Judith Bishop is from New England and New York City but has been
living in California over twenty years. Her degree is in writing from Columbia,
and she won the Academy of American Poets University Prize—judged by Auden and
Marianne Moore—when she graduated. She has had her own press and worked as a
book designer, teacher, and symphonic violinist. She was an editor of Coastlight,
an anthology of Northern California poetry, and has published in many magazines
and anthologies, including Kalliope, Taos Review, Nimrod,
and americus review. She won the 1991 Five Fingers Review Chapbook Award
for The Longest Light, and her first full book is The Burning Place,
Fithian 1994. Her second book, Snow Mountain: The Health of the
Healers, has been a finalist several times and she “hopes it’s warming up
for a hit!”
Janel
Burnett is
a pacifist and poet living in Mountain View, California. Her poems have
appeared in The Eagle: New England's American Indian Journal, Caesura,
and elsewhere. She says, "Once a poem arises as a gift, the task is to
locate its musical notation."
Mary-Marcia
Casoly has
a degree in Creative Writing and Art from San Francisco State. Her poems have
appeared in Alchemy, Bellowing Ark, Chrysanthemum, The
Montserrat Review, and local anthologies.

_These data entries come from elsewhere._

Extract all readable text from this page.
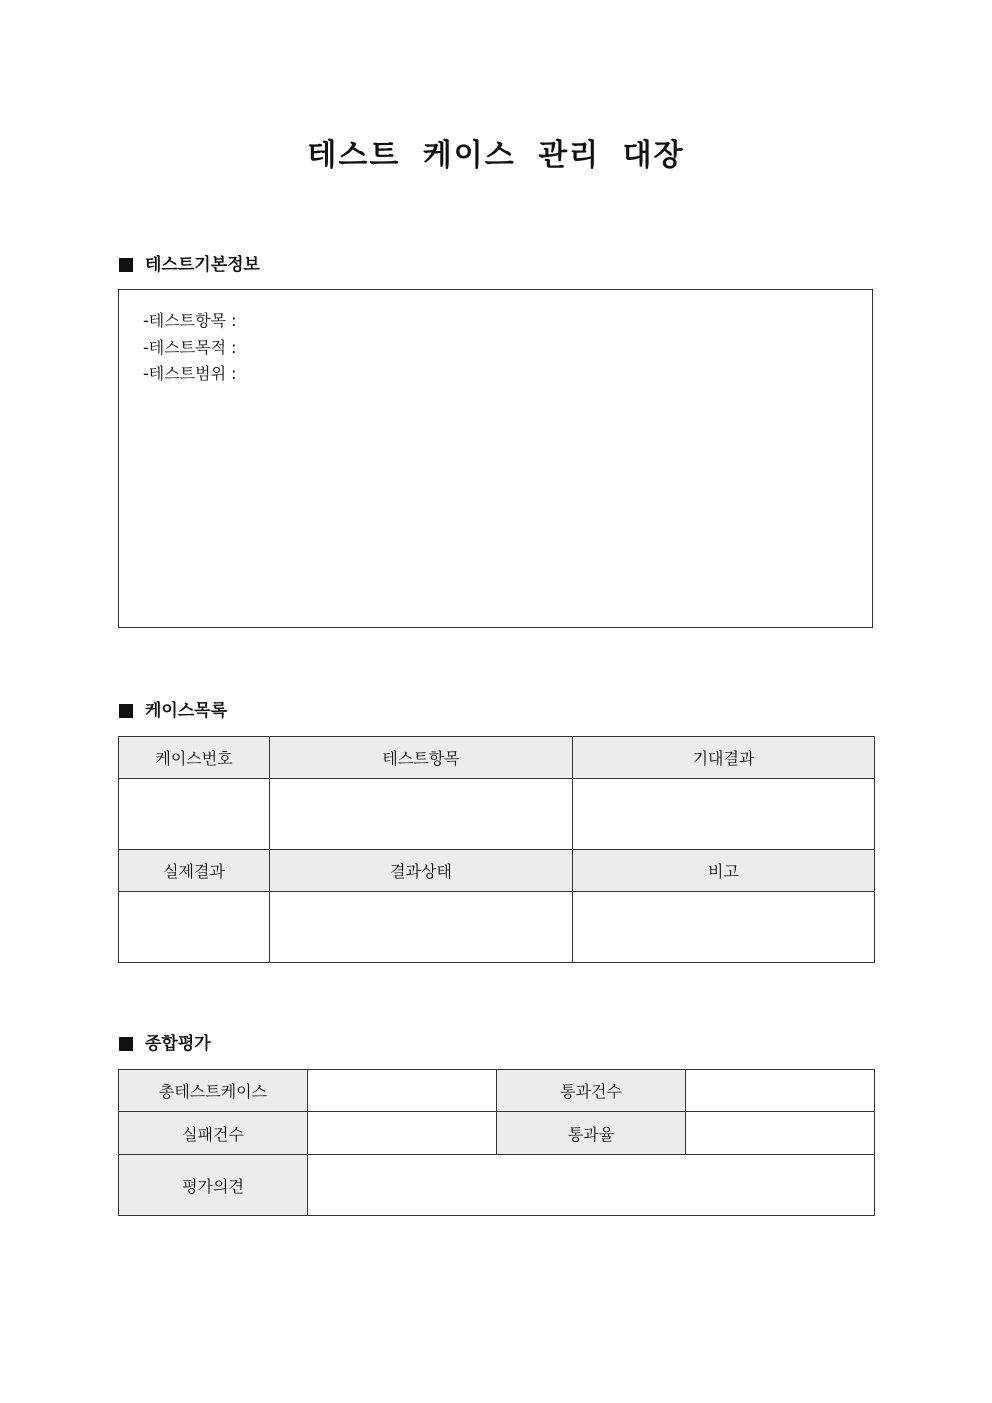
테스트 케이스 관리 대장
테스트기본정보
-테스트항목 :
-테스트목적 :
-테스트범위 :
케이스목록
케이스번호	테스트항목	기대결과

실제결과	결과상태	비고

종합평가
총테스트케이스		통과건수	
실패건수		통과율	
평가의견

Many of her poems were inspired by travels to far off places such as
Australia and Thailand. She serves on the Steering Committee of Waverley
Writers, a South Bay poetry forum, which meets once a month in Palo Alto. Her
first book, Run To Tenderness, is forthcoming by Pantograph and Goldfish
Press.
April
Eiler has
been a dancer for over 50 years with progressively lower standards and a writer
for over 40 years with progressively higher standards. Her poems have
appeared in many publications including Bellowing Ark, Blue Unicorn, The
Comstock Review and The Montserrat Review
Christina
Glass lives
and writes stories and screenplays in Salt Lake City.
Bill
Kirk grew
up in the east, moved west, worked at the Stanford Linear Accelerator Center
for 40 years, edited a semi-scientific journal, retired, and rewrote an old
story. May write a new story.
Janet Krauss has published her poetry widely in such journals as Plainsongs, American Goat, Spoon River Quarterly, Jewish Currents, and College English. She was nominated for a Pushcart Prize twice, most recently in 1995. She is an adjunct professor at Fairfield University and St. Basil in Connecticut, where she tries to impress upon her students that learning and understanding occur through the written word. She feels her own work reflects her need through her love of language to comprehend situations, scenes and feelings that affect her.
Richard Lawson was born in Kansas City, Missouri. He holds a Master of Arts degree in English Language and Literature from Wayne State University. In addition to writing poetry, he has written and directed a number of musical comedies. He lives with his muse in Mountain View.